How Modular can Software be?

I am quite obsessed with modular software. Dreaming of the day when I can call into all different kinds of languages and simply use them. Using one library written in Java and calling it in Lua is not that easy. It all comes down to writing wrappers of some sort. Anything but ergonomic.

To make something modular we need to create a stable interface and the modular should have only small transient dependencies.

The Monkey Pawn

Monkey Pawn Meme

Communication of every form has some overhead. This is true for the natural world as well as for computation. Because of different calling conventions even if multiple programming languages are natively compiled to a shared library and are just assembly code they still can’t interact with each other.

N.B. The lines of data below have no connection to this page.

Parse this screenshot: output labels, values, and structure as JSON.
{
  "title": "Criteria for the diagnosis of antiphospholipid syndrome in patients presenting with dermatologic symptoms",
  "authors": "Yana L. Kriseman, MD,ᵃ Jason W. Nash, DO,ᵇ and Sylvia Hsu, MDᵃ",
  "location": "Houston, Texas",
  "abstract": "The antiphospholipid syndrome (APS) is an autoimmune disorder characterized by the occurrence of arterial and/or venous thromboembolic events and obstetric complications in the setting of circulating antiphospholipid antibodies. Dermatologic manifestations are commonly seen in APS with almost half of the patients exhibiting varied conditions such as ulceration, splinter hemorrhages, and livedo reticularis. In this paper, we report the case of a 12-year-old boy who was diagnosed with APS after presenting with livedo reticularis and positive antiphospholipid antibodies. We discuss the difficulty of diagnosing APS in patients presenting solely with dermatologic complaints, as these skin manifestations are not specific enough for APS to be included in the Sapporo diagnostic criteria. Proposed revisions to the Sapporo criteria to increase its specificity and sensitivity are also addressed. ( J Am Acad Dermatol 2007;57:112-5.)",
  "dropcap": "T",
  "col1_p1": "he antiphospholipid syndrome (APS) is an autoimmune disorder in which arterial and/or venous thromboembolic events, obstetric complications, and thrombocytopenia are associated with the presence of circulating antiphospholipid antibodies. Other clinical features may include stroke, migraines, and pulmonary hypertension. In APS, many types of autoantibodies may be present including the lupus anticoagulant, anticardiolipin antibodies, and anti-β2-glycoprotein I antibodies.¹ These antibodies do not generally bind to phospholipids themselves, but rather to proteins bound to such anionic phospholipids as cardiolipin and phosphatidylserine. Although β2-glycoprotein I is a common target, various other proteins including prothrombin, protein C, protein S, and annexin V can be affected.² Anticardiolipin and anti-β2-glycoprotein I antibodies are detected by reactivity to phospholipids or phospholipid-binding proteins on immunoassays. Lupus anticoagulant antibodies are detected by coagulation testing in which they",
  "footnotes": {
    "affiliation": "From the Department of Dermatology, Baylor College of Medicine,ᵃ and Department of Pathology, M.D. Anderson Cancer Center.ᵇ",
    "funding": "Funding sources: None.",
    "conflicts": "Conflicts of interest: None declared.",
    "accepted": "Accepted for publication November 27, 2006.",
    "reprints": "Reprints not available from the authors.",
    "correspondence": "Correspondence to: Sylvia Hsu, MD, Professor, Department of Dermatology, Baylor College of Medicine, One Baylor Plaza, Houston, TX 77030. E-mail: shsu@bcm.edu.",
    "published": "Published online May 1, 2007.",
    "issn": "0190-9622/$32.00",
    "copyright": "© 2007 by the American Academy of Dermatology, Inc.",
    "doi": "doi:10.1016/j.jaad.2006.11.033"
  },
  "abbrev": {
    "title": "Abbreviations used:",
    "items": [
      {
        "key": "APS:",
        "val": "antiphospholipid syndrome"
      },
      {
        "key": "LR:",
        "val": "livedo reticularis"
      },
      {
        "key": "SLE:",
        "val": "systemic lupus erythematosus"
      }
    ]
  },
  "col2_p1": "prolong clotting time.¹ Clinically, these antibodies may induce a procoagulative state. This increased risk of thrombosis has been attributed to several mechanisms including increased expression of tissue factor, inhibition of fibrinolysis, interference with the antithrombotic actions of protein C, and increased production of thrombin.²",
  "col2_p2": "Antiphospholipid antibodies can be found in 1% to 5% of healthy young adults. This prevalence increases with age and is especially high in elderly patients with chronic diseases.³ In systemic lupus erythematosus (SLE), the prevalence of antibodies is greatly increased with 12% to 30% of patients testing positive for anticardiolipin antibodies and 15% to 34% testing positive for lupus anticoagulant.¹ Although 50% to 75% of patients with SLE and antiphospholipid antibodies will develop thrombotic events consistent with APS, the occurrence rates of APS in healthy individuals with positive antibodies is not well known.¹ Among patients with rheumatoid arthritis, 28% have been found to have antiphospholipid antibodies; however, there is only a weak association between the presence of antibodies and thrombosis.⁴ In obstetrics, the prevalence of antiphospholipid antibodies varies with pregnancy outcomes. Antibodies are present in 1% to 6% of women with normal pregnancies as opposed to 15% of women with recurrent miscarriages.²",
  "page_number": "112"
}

More problems occur when shared libraries need a runtime to be present. In a C# library where one function returns a string who owns that string? The creator or user? In essences, it’s about who owns the memory. Of course, we could just do copies left and right.

This brings us to the next major problem.

Latency

It’s all about latency. Doing copies destroys caches results in load instructions and even the most simply operation like adding two numbers would mostly spend not doing calculations but instead doing loads.

A load instruction takes around ~150 cycles. Now imagine have two load instructions each taking 150 cycles and the actual add instruction just one cycle. That’s an astonish ratio of 1/300. Now image the data needs to travel over the network.

Frequently used data needs to be locally close. So using multiple languages in a module/component is out of the question. But using multiple languages in a system is much more “viable”. It all comes down to the question of how much latency you can endure.

The Future

One day my programming environment will, by default have all the distributed computing goodies found in Erlang/Elixir ready to be used by any language and much of the communication overhead is reduced.